人类的恶意总是来得非常突然。

        江倚晴冥思苦想,也想不明白这盆水被泼到她身上的理由。就像姜胜月不屑的目光、温柏在她手腕上留下的淤青;从她上船的时刻开始,似乎就有这样一股莫名其妙的敌意,一直缠绕在她周围。

        而这一盆水——

        已经是实质性的伤害了。

        啪嗒啪嗒,水珠顺着她的衣角落到地上。不知该说是否算幸运,云杉宗制服自带的避水术法,让她不至于狼狈到全身湿透。但头发湿漉漉的也很尴尬,冷风吹过,江倚晴后脑勺一凉,忍不住打了个喷嚏。

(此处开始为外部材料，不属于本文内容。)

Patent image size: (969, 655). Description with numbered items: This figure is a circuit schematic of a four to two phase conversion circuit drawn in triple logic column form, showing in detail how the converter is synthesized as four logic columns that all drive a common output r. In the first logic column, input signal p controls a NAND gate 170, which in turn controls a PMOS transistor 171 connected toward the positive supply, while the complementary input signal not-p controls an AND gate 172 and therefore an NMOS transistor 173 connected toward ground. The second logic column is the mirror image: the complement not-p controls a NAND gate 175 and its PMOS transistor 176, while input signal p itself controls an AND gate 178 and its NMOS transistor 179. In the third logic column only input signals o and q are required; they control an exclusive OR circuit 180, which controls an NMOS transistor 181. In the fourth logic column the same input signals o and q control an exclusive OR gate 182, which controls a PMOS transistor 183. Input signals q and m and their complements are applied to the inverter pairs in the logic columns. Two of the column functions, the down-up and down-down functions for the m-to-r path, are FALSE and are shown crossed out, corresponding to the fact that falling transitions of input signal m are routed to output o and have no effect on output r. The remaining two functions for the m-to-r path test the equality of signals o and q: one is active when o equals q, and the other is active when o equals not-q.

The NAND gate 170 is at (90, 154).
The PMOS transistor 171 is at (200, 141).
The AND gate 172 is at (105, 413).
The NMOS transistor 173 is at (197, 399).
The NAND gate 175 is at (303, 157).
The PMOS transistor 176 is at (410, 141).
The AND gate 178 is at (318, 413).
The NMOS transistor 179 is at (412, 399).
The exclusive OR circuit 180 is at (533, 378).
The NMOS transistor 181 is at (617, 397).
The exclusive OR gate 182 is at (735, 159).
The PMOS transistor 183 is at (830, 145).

        而那泼水弟子,遭了她一番质问,表情有些难看。

        正欲张口反驳,却被江倚晴的喷嚏打断。二人对视,泼水者不屑地轻哼一声,别过脸去,再无张口的意思。

        于是诡异的沉默持续着,气氛也变得尴尬起来。

        最终还是江倚晴开口,无奈地打破了沉默:“不是啊妹妹,泼水的是你被泼的是我,你一副大义凛然的样子干什么呢?”

        这一下,对方终于愿意开口,却依然没给出像样的理由:“哼。你都做了什么,自己心里没数吗?”

        江倚晴:……?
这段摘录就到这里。